|Articles|August 31, 2017

Two ways health execs can help employers manage health benefit programs

Two Willis Towers Watson surveys have interesting findings about employee healthcare benefits.

Wage increases are not keeping pace with healthcare cost increases, according to two new surveys.

Employers expect healthcare costs to increase by 5.5% in 2018, up from a 4.6% increase in 2017, according to the 22nd annual “Best Practices in Health Care Employer Survey” by Willis Towers Watson.

Despite uncertainty about the future of healthcare legislation, employer confidence in offering employee healthcare benefits has reached its highest level since the passage of the Affordable Care Act in 2010, according to the survey. The survey also showed that. 92% of employers are “very confident” their organization will continue to sponsor health benefits in five years.  

The survey was completed between June 2017 and July 2017. Results reflect respondents’ 2017 health program decisions and strategies. Results provided are based on 555 employers with at least 1,000 employees.

Future outlook: Employers’ benefit strategies

“Executives at managed care organizations are facing the same challenges as leaders at employers across the wide range of industries face-how to attract and retain talent,” says Julie Stone, a national health care practice leader at Willis Towers Watson.   

Sejen

In that regard, total compensation including health benefits and salary are critical to maintaining a competitive edge, says Laura Sejen, managing director, Human Capital and Benefits at Willis Towers Watson.

The data show that healthcare costs will rise 5.5%. However, a second survey, The Willis Towers Watson Data Services Salary Budget Survey, shows  employee salaries will increase just 3%. 

According to the second survey, U.S. employers expect to hold the line on pay raises in 2018, with increases projected to average 3% for most groups of employees.
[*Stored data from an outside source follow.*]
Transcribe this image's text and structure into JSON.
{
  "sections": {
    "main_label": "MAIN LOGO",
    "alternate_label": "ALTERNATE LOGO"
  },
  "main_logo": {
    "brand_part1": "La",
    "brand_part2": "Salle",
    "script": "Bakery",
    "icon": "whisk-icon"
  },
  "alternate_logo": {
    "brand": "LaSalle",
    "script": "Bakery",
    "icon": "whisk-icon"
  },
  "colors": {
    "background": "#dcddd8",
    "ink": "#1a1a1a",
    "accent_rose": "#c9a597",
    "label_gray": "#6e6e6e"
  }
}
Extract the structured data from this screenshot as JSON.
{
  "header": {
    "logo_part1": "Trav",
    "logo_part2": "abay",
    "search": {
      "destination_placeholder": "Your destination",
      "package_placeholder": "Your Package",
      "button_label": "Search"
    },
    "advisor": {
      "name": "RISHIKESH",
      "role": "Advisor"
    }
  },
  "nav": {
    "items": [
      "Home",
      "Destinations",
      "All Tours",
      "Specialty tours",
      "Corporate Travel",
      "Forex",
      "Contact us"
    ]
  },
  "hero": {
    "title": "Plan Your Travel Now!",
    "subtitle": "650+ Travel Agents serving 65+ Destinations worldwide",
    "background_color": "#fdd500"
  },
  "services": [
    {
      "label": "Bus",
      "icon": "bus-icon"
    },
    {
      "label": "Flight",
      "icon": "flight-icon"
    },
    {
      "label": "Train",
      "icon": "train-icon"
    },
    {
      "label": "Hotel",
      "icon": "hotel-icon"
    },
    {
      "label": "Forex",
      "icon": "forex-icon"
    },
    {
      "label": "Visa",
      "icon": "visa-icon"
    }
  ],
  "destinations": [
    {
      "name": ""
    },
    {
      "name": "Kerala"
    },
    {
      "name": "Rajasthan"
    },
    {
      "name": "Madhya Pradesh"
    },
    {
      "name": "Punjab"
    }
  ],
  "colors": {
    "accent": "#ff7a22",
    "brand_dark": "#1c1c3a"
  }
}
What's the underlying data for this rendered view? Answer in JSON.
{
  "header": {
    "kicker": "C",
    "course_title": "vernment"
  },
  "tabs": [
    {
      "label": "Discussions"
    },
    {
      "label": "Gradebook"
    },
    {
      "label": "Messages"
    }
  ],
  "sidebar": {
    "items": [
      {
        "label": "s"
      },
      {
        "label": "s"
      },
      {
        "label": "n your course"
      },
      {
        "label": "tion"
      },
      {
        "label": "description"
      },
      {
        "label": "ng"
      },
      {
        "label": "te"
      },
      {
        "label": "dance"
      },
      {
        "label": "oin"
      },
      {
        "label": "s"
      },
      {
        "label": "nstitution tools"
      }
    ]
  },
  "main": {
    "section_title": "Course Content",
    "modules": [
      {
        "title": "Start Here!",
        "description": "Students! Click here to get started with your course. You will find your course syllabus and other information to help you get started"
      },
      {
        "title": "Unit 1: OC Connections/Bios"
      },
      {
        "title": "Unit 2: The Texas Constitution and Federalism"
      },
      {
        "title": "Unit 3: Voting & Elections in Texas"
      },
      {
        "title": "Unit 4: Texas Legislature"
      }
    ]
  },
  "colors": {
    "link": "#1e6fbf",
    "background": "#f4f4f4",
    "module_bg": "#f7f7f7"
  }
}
The survey also showed that employers continue to reward their top performers with significantly larger raises as part of their overall efforts to retain their best performers and strengthen their commitment to paying for performance.

Exempt employees who received the highest performance ratings were granted an average salary increase of 4.5% this year, about 73% larger than the 2.6% increase given to employees receiving an average rating, according to the survey. 

Meanwhile, annual performance bonuses, which are generally tied to company and employee performance goals, are projected to hold steady or decline slightly in 2018 for most employee groups. Discretionary bonuses, generally paid for special projects or one-time achievements, are also projected to hold relatively steady compared with bonuses awarded last year and budgeted for this year.  

The salary budget survey was conducted between April 2017 and July 2017, and includes responses from 819 companies representing a cross section of industries.

Employers are rethinking how to administer limited salary budgets to keep their best and brightest Sejen noted.

“As the survey results show, some organizations are moving away from differentiating increases based on an employee’s previous year’s performance altogether while others are focusing on rewarding employees for skills development,” Sejen says. “So, while organizations may be forecasting 3% increases, the landscape of how and when they are giving increases varies considerably.”